A hundred feet below me, the wall begins to slope away, a soft red dirt littered with debris from above. Where I am, though, every surface seems to be in a race for heaven, each angle stretching its way upward, no curve out of place. Slickrock. It's not an apt name, to be fair to my fingers. It's sandstone, a ruddy aged iron color that compliments sunsets. Russell is behind me, Weston is behind me. They're negotiating the five-strand cable bolted into the wall, bolted above a four-inch ledge that leans away from the vertical surface above it, leans at an angle I would not describe as friendly. I look down, but not far. My finger has left a spot of blood on a resting boulder, a dot of true red on a pretending surface. I shudder. Russell and Weston are engaged. They don't see me, can't know the sanguine explosion that just ran through me, the premonition of the color of my death on the rocks below. I shut it out. I'm in the crevice now, in the chimney, in the ropes. I pull. They stretch and don't return. I pull the looseness from them. I pull my feet off the ground. They don't snap, but I can see where the cords are rubbing on the rough rock above. These ropes are meant to save my life, the knots in them left by friends I'll never meet who know I need something to pull against. I'm five feet up from the safety of the larger ledge, my hand wedged into the rough grit of the fissure, and I stop. Weston is still calling back to Russell. I don't know how he's doing with the height. Twenty minutes ago, he was having trouble negotiating a ten foot scrabble up a pea-scree slope. Now he's suspended above a fatal fall. I can hear the calm in Russell's voice. He's been up this way before. I'm very glad they can't see me, because I can't move.

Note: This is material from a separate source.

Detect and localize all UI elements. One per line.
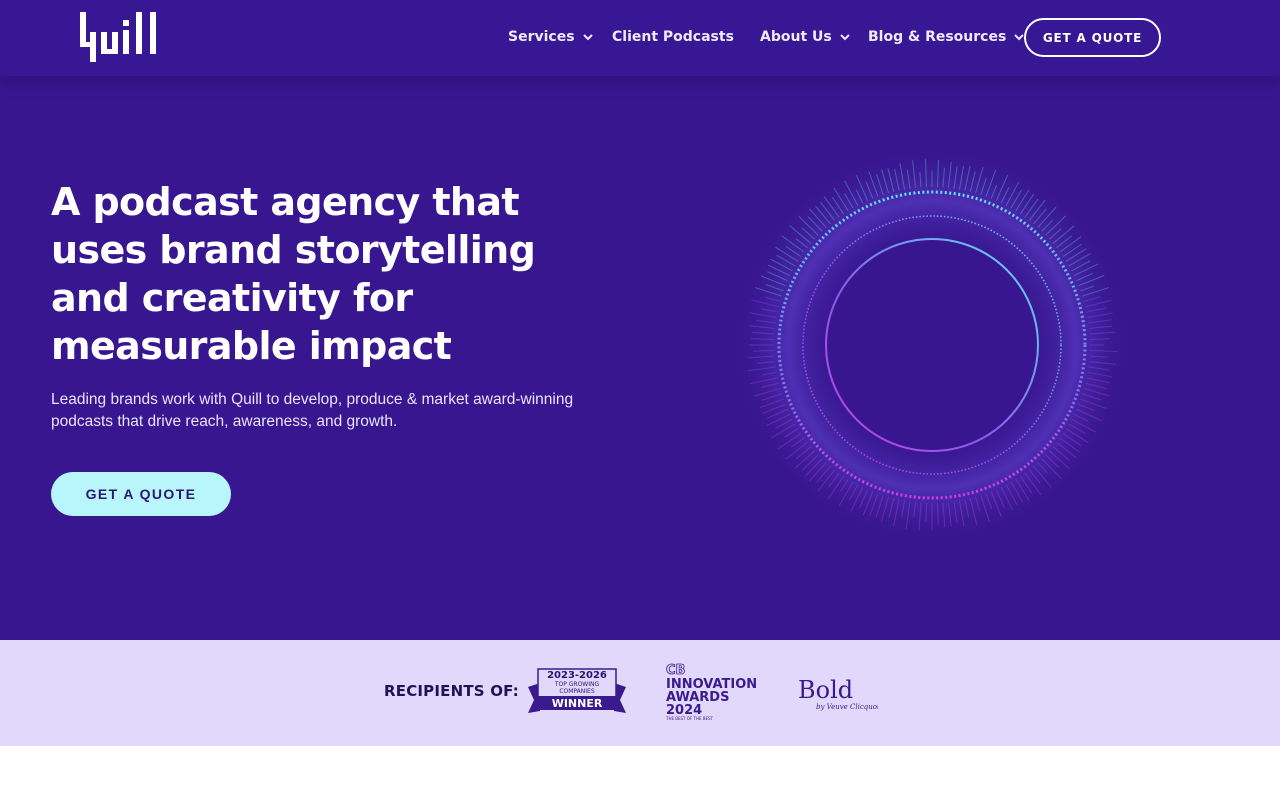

I've climbed unceasingly for an hour and a half now, and I've just crossed the ledge, my left arm wrapped twice around the cable even though I know my footing is sure. I've overbalanced in the wind, tipping toward the endless sloping tumble behind me. But this thirty feet of vertical wall is somehow an impossible task. I press my body into the wall, listening to the shifty sound of the grit against my breathing chest. The wind is flying around the mesa top, carrying my friends' voices just beyond hearing. I look up. I'm not sure I can actually climb this. I look down. Shit. Mistake. Blank. Blank. Blank.
I curse when I'm stressed. I curse more on this wall than on the rest of the mesa. I curse more on the mesa than I have for a year.
I pull on the rope. There's a foothold there, a handhold here, and slowly I'm gaining on the rock. I piece my way up ten feet, fifteen feet, and then I'm at the crux, a pinch in the rock that flutes out smoothly, a round hummock topping the left and a flat shelf uncomfortably high on the right. The shape of things have left my torso and arms nothing to cling to but the ropes, and my legs nowhere to go. My arms are getting tired. I can feel the fatigue I get when the kite pulls too hard for too long, and I let go and it floats lazily to the ground. I don't want to float anywhere. I jam my right leg and hip into the crack as deep as they will go, and I try something stupid. Flipping my left leg out and away, I kick back up towards my butt with my heel. I feel the toe clear the ledge, and I silently praise the wasted hours of bouldering videos for saving me in this moment. My beta is clumsy and terrified. What should take thirty seconds puts me in a panic for four minutes. I am shaking by the time I pull my body up the final foot of rope, scraping against the sandstone, afraid to leave the wall lest I overbalance and tip away, here at the cusp. On my hands and knees, water bottle and binoculars clattering against the clifftop debris, I crawl to where I can see Weston and Russell, just stepping off the tiny ledge, just shaping up the chimney for a climb, and I scream. Catharsis rips the air from my lungs in a wild pitch of high-flying echoes. And then—it occurs to me they might think it was my last sound as I fell from the wall, I follow it:
"I made it!"
I had new holes in my pantslegs, sweat seeping through my shirt, and a heart rate entirely too high, but I made it.